If your dog appears to have trouble eating their normal food, check the dog’s mouth and gums for any underlying conditions. Open the dog’s mouth gently and carefully. Do the dog’s gums appear red or puffy? It could be a simple irritation, or it could be a sign of a serious condition.
Foreign Objects Cause Red, Puffy Gums
Peer into the dog’s mouth to see if there is anything stuck in the gums or between the teeth. Tiny sticks, bone splinters are even a scratch from playing with another pet can cause the dogs gums to become irritated and possibly even infected.
Use a clean thin cloth dipped in cold water to gently rub and massage the pet’s gums. If you observe any signs of pus or blood on the cloth, it is a good idea to consult with a veterinarian.
If you use holistic remedies, dipping the cloth in chamomile tea and rubbing the gums with it will relieve the pain and irritation and may possibly relieve the swelling until the pet can be seen by a veterinarian.
Serious Conditions of Red Puffy Gums in Dog’s Mouth
If you haven’t observed any puncture wounds on the dog’s gums, check for loose or chipped teeth. An abscessed or infected tooth could be the culprit. If you notice any loose teeth, you can wait a few days.

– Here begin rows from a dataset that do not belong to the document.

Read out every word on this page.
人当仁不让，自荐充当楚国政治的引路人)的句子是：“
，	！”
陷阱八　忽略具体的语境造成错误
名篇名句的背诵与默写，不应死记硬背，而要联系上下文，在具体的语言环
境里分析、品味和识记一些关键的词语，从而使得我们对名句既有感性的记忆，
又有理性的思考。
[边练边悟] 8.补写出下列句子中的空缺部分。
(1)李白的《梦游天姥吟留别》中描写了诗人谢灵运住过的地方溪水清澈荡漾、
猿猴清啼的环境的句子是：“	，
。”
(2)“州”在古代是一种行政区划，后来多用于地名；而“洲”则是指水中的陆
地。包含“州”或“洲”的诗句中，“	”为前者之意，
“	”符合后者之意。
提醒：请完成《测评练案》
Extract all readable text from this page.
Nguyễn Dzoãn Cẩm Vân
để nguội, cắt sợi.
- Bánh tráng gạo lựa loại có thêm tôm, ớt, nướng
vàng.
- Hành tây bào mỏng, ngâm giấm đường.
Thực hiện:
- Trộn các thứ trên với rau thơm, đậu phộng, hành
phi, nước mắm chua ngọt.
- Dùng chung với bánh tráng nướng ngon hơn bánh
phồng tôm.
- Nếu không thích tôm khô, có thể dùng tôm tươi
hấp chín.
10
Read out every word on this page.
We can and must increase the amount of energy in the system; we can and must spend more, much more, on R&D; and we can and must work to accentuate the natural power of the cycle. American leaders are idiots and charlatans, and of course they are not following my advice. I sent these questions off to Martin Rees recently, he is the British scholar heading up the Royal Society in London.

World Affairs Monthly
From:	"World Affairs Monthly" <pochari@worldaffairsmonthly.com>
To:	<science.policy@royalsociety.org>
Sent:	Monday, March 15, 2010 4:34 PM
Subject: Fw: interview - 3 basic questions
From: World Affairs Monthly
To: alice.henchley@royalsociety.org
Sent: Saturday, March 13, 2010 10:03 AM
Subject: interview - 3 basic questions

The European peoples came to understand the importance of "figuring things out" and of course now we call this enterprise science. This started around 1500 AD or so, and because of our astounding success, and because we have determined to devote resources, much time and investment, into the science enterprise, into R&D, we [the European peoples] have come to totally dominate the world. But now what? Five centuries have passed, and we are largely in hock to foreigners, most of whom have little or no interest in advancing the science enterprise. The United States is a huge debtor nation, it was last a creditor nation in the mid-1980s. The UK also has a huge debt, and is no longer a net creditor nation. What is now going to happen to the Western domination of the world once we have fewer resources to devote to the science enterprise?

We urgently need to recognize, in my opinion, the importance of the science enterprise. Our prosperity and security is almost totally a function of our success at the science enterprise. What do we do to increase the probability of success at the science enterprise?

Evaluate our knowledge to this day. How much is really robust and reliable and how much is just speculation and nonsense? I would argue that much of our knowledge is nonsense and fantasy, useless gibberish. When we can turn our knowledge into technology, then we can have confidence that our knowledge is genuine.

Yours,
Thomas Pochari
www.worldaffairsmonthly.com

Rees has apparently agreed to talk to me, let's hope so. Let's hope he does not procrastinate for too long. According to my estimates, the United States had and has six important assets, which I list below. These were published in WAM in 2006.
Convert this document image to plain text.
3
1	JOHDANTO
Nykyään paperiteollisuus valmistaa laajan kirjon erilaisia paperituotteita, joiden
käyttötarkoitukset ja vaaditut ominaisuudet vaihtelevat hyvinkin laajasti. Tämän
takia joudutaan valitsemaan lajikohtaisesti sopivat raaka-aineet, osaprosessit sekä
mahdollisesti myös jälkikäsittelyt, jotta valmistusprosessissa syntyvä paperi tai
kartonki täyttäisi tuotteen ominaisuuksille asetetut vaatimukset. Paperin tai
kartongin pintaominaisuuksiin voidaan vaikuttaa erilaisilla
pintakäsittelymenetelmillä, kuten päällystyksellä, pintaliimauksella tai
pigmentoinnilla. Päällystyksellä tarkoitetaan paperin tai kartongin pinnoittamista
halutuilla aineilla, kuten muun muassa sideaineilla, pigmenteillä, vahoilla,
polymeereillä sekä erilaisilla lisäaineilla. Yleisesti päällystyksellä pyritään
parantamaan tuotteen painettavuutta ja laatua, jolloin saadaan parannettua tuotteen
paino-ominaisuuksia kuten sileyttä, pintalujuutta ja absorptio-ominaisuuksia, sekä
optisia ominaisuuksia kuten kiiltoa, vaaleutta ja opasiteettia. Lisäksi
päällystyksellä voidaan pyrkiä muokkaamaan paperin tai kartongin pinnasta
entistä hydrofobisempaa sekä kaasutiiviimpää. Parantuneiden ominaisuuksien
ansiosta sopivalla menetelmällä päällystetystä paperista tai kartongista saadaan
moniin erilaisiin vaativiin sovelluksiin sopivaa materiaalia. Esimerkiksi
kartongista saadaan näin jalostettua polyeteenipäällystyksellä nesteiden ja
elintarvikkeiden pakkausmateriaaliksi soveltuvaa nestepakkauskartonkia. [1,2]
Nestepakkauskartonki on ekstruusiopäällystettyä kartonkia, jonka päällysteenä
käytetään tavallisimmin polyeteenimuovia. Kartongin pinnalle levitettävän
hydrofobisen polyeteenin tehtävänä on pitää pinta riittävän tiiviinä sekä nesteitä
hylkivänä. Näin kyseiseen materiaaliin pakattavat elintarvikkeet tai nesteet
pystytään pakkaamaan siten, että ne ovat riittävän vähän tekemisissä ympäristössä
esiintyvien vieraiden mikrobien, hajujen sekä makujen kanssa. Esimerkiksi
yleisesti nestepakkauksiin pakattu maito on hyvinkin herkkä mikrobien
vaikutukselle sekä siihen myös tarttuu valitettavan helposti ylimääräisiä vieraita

Continue to apply a cold cloth massage to see if the tooth falls out. If the puffiness continues or the dog refuses to eat, see a veterinarian immediately. The tooth may have become seriously infected and the dog may need antibiotics.
Dogs can have gingivitis, just like humans. Gingivitis is an inflammation of the gums that is caused by a bacterial infection. If the dog has bad breath, along with the red, puffy gums, gingivitis may be the suspect.
Gingivitis occurs when food gets trapped between the gum and teeth and bacteria forms. This turns into tartar and then plaque. Early gingivitis may be controlled by brushing the dog’s teeth and massaging the gums with the cold cloth.
Severe gingivitis will have to be taken care of in a vet’s office. The vet will clean the dog’s teeth just like the dentist cleans your teeth. If the gingivitis is severe the vet may sedate the dog to do an intense cleaning.
Preventative Care for Healthy Gums
A good healthy diet and oral mouth care will help insure that your dog does not get red, puffy gums. Check the dog’s mouth and teeth as a regular part of the cleaning and grooming process. Dry dog food and chew toys will help control plaque build up.
If your dog will allow it, brush the teeth before or after bath time. Using a finger brush that is designed for a baby’s gum care may be easier for you and may be more acceptable to your dog.
Disclaimer: This article is for informational purposes only. Seriously puffy or red gums can indicate a life threatening issue for your dog. Always consult your veterinarian, especially if the dog is not eating or acting right.